Do Married Couples Have to File Joint Bankruptcy? - Phoenix Bankruptcy Law News

Phoenix Bankruptcy Law News

Do Married Couples Have to File Joint Bankruptcy?

If a spouse needs to file bankruptcy in Arizona, does that mean that a married couple in Arizona has to file jointly?

Joint bankruptcy is an option available for married couples, allowing them to file with one petition. When spouses file jointly, their property and debts are combined into the same bankruptcy filing. This may be ideal for married couples who have already combined their assets. However, if one spouse wants to own the responsibility of filing bankruptcy, without obligating his or her spouse, joint bankruptcy may not be appropriate.

Bankruptcy law does not require joint filing; spouses are free to file separately if they so choose.

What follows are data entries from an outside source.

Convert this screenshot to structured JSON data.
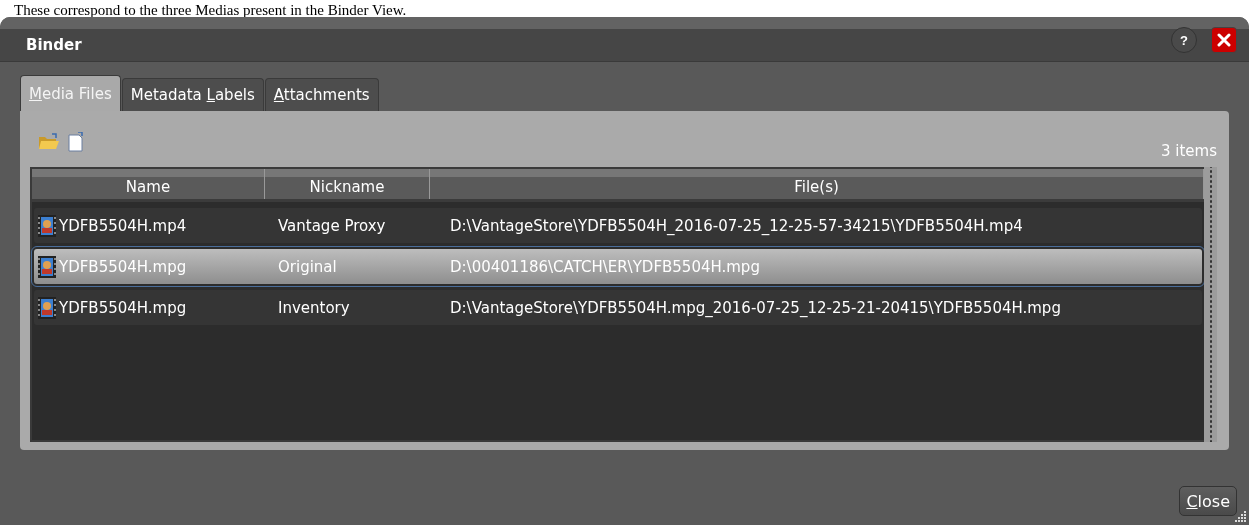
{
  "caption": "These correspond to the three Medias present in the Binder View.",
  "window": {
    "title": "Binder",
    "help_button": "?"
  },
  "tabs": [
    {
      "key": "M",
      "after": "edia Files",
      "selected": true
    },
    {
      "before": "Metadata ",
      "key": "L",
      "after": "abels",
      "selected": false
    },
    {
      "key": "A",
      "after": "ttachments",
      "selected": false
    }
  ],
  "item_count": "3 items",
  "table": {
    "columns": [
      "Name",
      "Nickname",
      "File(s)"
    ],
    "rows": [
      {
        "name": "YDFB5504H.mp4",
        "nickname": "Vantage Proxy",
        "files": "D:\\VantageStore\\YDFB5504H_2016-07-25_12-25-57-34215\\YDFB5504H.mp4",
        "selected": false
      },
      {
        "name": "YDFB5504H.mpg",
        "nickname": "Original",
        "files": "D:\\00401186\\CATCH\\ER\\YDFB5504H.mpg",
        "selected": true
      },
      {
        "name": "YDFB5504H.mpg",
        "nickname": "Inventory",
        "files": "D:\\VantageStore\\YDFB5504H.mpg_2016-07-25_12-25-21-20415\\YDFB5504H.mpg",
        "selected": false
      }
    ]
  },
  "close_button": {
    "key": "C",
    "after": "lose"
  }
}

Community Property and Bankruptcy

The option to file for joint bankruptcy doesn't necessarily mean that the other spouse's assets are safe from debt collection - their property may be just as susceptible. This turns on a number of factors, but it starts with the fact that Arizona is a community property state.

Community property states characterize a spouse's assets into two categories: separate property or community property. Arizona recognizes most property acquired during a couple's marriage to be a part of the community property. Separate property can include things like gifts given to just one spouse or funds bequeathed to them specifically from a relative's will. All property acquired before the marriage is deemed each respective spouse's separate property, but it can become community property if mixed in with community assets during a marriage.

For those who choose to file jointly, the community property, which is yours and your spouse's, may still be up for grabs in the bankruptcy process.

Calculating Income/Assets

If you live in a community property state, community property may be eligible to satisfy debts even if only one spouse files for bankruptcy. The Means Test under a Chapter 7 bankruptcy filing, for example, looks at both spouse's incomes in calculating the household income. Presumptions about property, even when held in just one spouse's name, are different from state to state and can change the overall assets considered in a couple's bankruptcy.

The bottom line here is that as a spouse, you are free to file individually, but because Arizona is a community property state, some of your spouse's assets may still be vulnerable to the bankruptcy process. The best way to proceed, if you have any questions or concerns, is to consult with an experienced local attorney about the matter who can help you determine the best course of action.